HB20 lidera vendas de novos em setembro

Com a paralisação das fábricas por causa da falta de componentes, sobretudo chips, o mercado de carros vem passando por sucessivas oscilações no Brasil. Em setembro, os números de vendas de automóveis e comerciais leves caíram 10,19% em relação a agosto. Porém, no acumulado dos nove primeiros meses do ano os emplacamentos cresceram 13,19%. Os dados são da Fenabrave, a federação que reúne as associações de concessionárias de veículos do País.

Em números absolutos, no mês passado foram vendidos 142.354 automóveis e comerciais leves no mercado brasileiro. Em agosto, foram 158.501.

No acumulado do ano, os emplacamentos dos dois segmentos somaram 1.469.862 vendas. No mesmo período de 2020, o total foi de 1.298 557.

Por modelo, um dos destaques do mês passado foi o Hyundai HB20. Com 7.147 unidades vendidas, o hatch compacto superou a picape Fiat Toro, que somou 6.853 vendas, e conquistou o topo da lista

Porém, no acumulado de 2021 o utilitário da marca italiana mantém a liderança. Assim, tem 85.384 emplacamentos, ante 67.146 do modelo da Hyundai no mesmo período.

Outro que chamou a atenção em setembro foi o Onix. Líder absoluto de vendas nos últimos anos, o compacto da Chevrolet andava sumido do ranking por causa das recentes paralisações da produção das fábricas da GM no Brasil. Já no mês passado, o hatch ficou na 11ª posição. Confira a lista dos 20 mais vendidos no quadro acima.

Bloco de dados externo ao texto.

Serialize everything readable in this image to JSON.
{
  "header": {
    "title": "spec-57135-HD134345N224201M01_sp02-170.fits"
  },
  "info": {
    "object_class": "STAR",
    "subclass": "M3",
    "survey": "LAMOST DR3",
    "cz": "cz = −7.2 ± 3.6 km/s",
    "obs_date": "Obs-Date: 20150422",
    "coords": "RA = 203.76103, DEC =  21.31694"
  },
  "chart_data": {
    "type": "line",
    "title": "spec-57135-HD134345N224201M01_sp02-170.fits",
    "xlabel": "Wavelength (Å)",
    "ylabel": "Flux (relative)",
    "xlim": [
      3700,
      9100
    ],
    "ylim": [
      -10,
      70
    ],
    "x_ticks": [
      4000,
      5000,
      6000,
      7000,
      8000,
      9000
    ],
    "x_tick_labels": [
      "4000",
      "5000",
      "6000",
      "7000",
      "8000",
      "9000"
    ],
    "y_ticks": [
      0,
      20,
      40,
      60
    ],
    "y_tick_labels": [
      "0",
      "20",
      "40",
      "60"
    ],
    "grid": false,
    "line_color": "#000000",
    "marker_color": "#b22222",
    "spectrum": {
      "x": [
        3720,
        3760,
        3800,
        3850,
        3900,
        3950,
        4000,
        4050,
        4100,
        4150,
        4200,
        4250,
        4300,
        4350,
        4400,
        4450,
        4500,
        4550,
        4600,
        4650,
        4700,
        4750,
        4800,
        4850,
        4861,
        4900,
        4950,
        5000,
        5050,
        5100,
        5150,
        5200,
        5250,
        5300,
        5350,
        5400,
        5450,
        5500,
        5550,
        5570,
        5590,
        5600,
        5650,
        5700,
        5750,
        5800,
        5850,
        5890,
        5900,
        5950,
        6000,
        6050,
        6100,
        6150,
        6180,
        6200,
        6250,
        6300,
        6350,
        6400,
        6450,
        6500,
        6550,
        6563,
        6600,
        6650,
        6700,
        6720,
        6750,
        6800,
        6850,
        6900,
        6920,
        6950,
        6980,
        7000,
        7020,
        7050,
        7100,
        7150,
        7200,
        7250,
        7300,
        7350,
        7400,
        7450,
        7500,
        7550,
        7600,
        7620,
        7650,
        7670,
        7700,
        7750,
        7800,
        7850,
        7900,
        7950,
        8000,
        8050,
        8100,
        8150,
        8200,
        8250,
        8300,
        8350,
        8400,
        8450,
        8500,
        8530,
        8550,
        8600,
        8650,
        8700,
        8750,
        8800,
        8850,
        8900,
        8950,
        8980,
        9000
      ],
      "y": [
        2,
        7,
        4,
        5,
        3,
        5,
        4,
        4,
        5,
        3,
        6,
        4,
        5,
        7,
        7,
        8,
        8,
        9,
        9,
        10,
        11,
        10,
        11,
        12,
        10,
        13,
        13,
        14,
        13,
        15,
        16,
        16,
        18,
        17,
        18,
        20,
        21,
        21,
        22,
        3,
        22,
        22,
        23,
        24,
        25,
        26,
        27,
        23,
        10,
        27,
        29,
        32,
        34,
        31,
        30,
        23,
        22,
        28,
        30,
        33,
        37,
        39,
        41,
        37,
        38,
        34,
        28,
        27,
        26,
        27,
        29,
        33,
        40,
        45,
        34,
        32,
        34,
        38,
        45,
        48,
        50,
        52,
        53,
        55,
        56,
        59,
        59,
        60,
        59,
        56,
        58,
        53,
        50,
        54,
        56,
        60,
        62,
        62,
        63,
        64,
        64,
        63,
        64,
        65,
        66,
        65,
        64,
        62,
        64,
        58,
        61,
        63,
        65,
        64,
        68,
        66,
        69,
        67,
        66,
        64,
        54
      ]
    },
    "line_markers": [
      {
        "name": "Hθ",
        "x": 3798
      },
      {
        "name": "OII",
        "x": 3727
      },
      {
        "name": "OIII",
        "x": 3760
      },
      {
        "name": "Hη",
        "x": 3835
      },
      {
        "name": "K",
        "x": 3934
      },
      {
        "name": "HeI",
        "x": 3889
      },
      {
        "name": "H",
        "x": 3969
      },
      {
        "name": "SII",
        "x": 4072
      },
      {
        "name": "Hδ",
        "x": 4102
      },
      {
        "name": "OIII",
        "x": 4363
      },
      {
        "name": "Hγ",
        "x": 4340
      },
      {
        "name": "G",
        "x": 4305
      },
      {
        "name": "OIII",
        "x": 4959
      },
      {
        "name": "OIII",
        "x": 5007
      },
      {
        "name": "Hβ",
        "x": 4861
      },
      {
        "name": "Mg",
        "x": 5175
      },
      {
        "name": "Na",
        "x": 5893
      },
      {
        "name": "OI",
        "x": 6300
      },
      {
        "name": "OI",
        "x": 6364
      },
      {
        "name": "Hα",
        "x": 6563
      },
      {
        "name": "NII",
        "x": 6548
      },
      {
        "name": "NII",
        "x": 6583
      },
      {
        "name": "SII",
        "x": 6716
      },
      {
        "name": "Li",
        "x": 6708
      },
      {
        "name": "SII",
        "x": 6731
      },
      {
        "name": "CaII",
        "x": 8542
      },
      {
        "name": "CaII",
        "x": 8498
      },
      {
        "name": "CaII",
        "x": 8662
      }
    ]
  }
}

Aliás, a GM conquistou o terceiro lugar no ranking de fabricantes em setembro, com 12,63% de participação. Na primeira posição está a Fiat, com 20,4% e na segunda, a Volkswagen, com 14,53%. Em quarto aparece a Hyundai (10,2%). A Toyota fecha a lista das cinco maiores marcas, com 8,82%.

Queda

A crise inédita de escassez de semicondutores em escala global, que tem prejudicado a produção, levou a indústria de veículos no Brasil a registrar a quarta queda mensal seguida nas vendas de zero-km. Esse resultado considera a soma das vendas de automóveis, comerciais leves, caminhões e ônibus.

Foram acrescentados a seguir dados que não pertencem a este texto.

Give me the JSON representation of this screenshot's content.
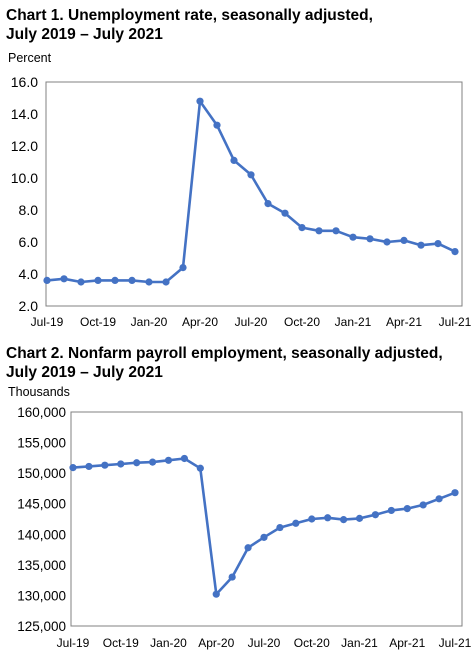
{
  "chart_data": [
    {
      "type": "line",
      "title_line1": "Chart 1. Unemployment rate, seasonally adjusted,",
      "title_line2": "July 2019 – July 2021",
      "ylabel": "Percent",
      "xlabel": "",
      "ylim": [
        2.0,
        16.0
      ],
      "yticks": [
        "16.0",
        "14.0",
        "12.0",
        "10.0",
        "8.0",
        "6.0",
        "4.0",
        "2.0"
      ],
      "ytick_values": [
        16,
        14,
        12,
        10,
        8,
        6,
        4,
        2
      ],
      "xticks": [
        "Jul-19",
        "Oct-19",
        "Jan-20",
        "Apr-20",
        "Jul-20",
        "Oct-20",
        "Jan-21",
        "Apr-21",
        "Jul-21"
      ],
      "xtick_index": [
        0,
        3,
        6,
        9,
        12,
        15,
        18,
        21,
        24
      ],
      "grid": false,
      "line_color": "#4472C4",
      "x": [
        "Jul-19",
        "Aug-19",
        "Sep-19",
        "Oct-19",
        "Nov-19",
        "Dec-19",
        "Jan-20",
        "Feb-20",
        "Mar-20",
        "Apr-20",
        "May-20",
        "Jun-20",
        "Jul-20",
        "Aug-20",
        "Sep-20",
        "Oct-20",
        "Nov-20",
        "Dec-20",
        "Jan-21",
        "Feb-21",
        "Mar-21",
        "Apr-21",
        "May-21",
        "Jun-21",
        "Jul-21"
      ],
      "values": [
        3.6,
        3.7,
        3.5,
        3.6,
        3.6,
        3.6,
        3.5,
        3.5,
        4.4,
        14.8,
        13.3,
        11.1,
        10.2,
        8.4,
        7.8,
        6.9,
        6.7,
        6.7,
        6.3,
        6.2,
        6.0,
        6.1,
        5.8,
        5.9,
        5.4
      ]
    },
    {
      "type": "line",
      "title_line1": "Chart 2. Nonfarm payroll employment, seasonally adjusted,",
      "title_line2": "July 2019 – July 2021",
      "ylabel": "Thousands",
      "xlabel": "",
      "ylim": [
        125000,
        160000
      ],
      "yticks": [
        "160,000",
        "155,000",
        "150,000",
        "145,000",
        "140,000",
        "135,000",
        "130,000",
        "125,000"
      ],
      "ytick_values": [
        160000,
        155000,
        150000,
        145000,
        140000,
        135000,
        130000,
        125000
      ],
      "xticks": [
        "Jul-19",
        "Oct-19",
        "Jan-20",
        "Apr-20",
        "Jul-20",
        "Oct-20",
        "Jan-21",
        "Apr-21",
        "Jul-21"
      ],
      "xtick_index": [
        0,
        3,
        6,
        9,
        12,
        15,
        18,
        21,
        24
      ],
      "grid": false,
      "line_color": "#4472C4",
      "x": [
        "Jul-19",
        "Aug-19",
        "Sep-19",
        "Oct-19",
        "Nov-19",
        "Dec-19",
        "Jan-20",
        "Feb-20",
        "Mar-20",
        "Apr-20",
        "May-20",
        "Jun-20",
        "Jul-20",
        "Aug-20",
        "Sep-20",
        "Oct-20",
        "Nov-20",
        "Dec-20",
        "Jan-21",
        "Feb-21",
        "Mar-21",
        "Apr-21",
        "May-21",
        "Jun-21",
        "Jul-21"
      ],
      "values": [
        150900,
        151100,
        151300,
        151500,
        151700,
        151800,
        152100,
        152400,
        150800,
        130200,
        133000,
        137800,
        139500,
        141100,
        141800,
        142500,
        142700,
        142400,
        142600,
        143200,
        143900,
        144200,
        144800,
        145800,
        146800
      ]
    }
  ]
}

Por ser um setor que envolve uma longa cadeia produtiva, englobando segmentos como peças, plásticos, vidros e eletrônicos, a retração deve gerar implicações para outras atividades industriais, além da área de serviços. Haverá impacto até mesmo no Produto Interno Bruto (PIB), embora os economistas digam que ainda não é possível avaliar qual será a dimensão.

“Estamos diante de muitas incertezas e da maior crise de abastecimento de veículos dos últimos anos”, diz o presidente da Fenabrave, Alarico Assumpção Júnior. Com isso, a entidade reviu as projeções pela terceira vez no ano e estima que as vendas totais serão de 2,15 milhões de veículos. Ou seja, 230 mil a menos do que antes.

A alta de 16% em relação a 2020 foi reduzida para 4,8%, sobretudo por causa do segmento de automóveis, o mais atingido pela falta de peças.